İnsanın ebede yönelik duygularını da tatmin etmelidir. Tamamlanmamış bir canlı
olarak dünyaya gelen insanın, eğitim yoluyla tamamlanması ve olgunlaşması, ancak
ondaki bütün duyguları geliştirmeyi hadef edinen bir eğitim felsefesiyle mümkün
olabilir.8

Ayrıca eğitimin amacı, insanı evren ile bir bütünlük içinde ele
almak olmalıdır. Eğer böyle bir bütünlük sağlanırsa, insan, psikolojik ve
ekolojik problemlere düçar olmaktan kurtulabilir. İnsanın maddi ve manevi
duygularını, yani rasyonel ve psikolojik beklentilerini gereği gibi tatmin
etmeyen bir eğitimn felsefesi, tamamlanmamış bir kişiliğin yanında bir de
sorunlu kişilik ve toplum oluşturmaktan öteye gidemeyecektir.

Dipnotlar

1. Kur’an; Bakara Suresi, Ayet: 30.

2. Bediüzzaman Said Nursi, Mesnevi-i Nuriye, 1980, s. 104.

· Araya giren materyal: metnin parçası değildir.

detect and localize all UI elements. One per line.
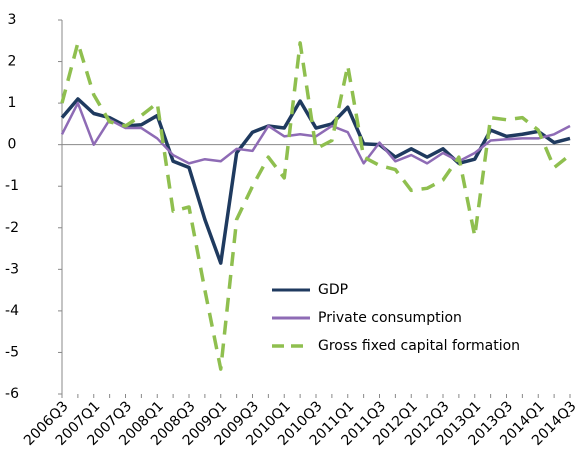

3. Bediüzzaman Said Nursi, Meyve Risalesi, 1977, s.51-53.

4. Bu iki önerme totolojik gibi görünmektedir. Ancak insan,
kâinat ağacının yaratılmasının nedeni olarak çekirdek; kâinattaki varlıkların en
mütekâmili olarak ise onun meyvesidir.

5. Bediüzzaman Said Nursi, İşaratü’l-İcaz, 1978, s. 105.

6. Bediüzzaman, Hz. Muhammed’in (s.a.v.) bütün insanlara bir
rehber ve bir öğretici olarak gönderilişi hakkında Mucizat-ı Ahmediye
Risalesi’nde şu ifadelere yer verir:

“…Şu kâinatın sahip ve mutasarrıfı …Hz. Muhammed (s.a.v.) ile konuşacak ve
konuşmuş ve resul yapacak ve yapmış ve sair nev-i beşere rehber yapacak ve
yapmış.” (Mektubat, 1981, s. 82, 83.)

“Muhammed-i Arabi (s.a.v.) Üstad-ı Ezelisinden ders alır, öyle ders verir.”
(a.g.e., s. 102.)

Hatta bir başka yerde hoca olarak nitelendirilir Hz. Peygamberi. “İşte hoca-i
kâinat olan Fahr-i Âlem (s.a.v.)…” (a.g.e., 108.)

7. İşaratü’l-İcaz, s. 17.

8. Bediüzzaman Said Nursi, Sözler, 1996, s. 245, 291.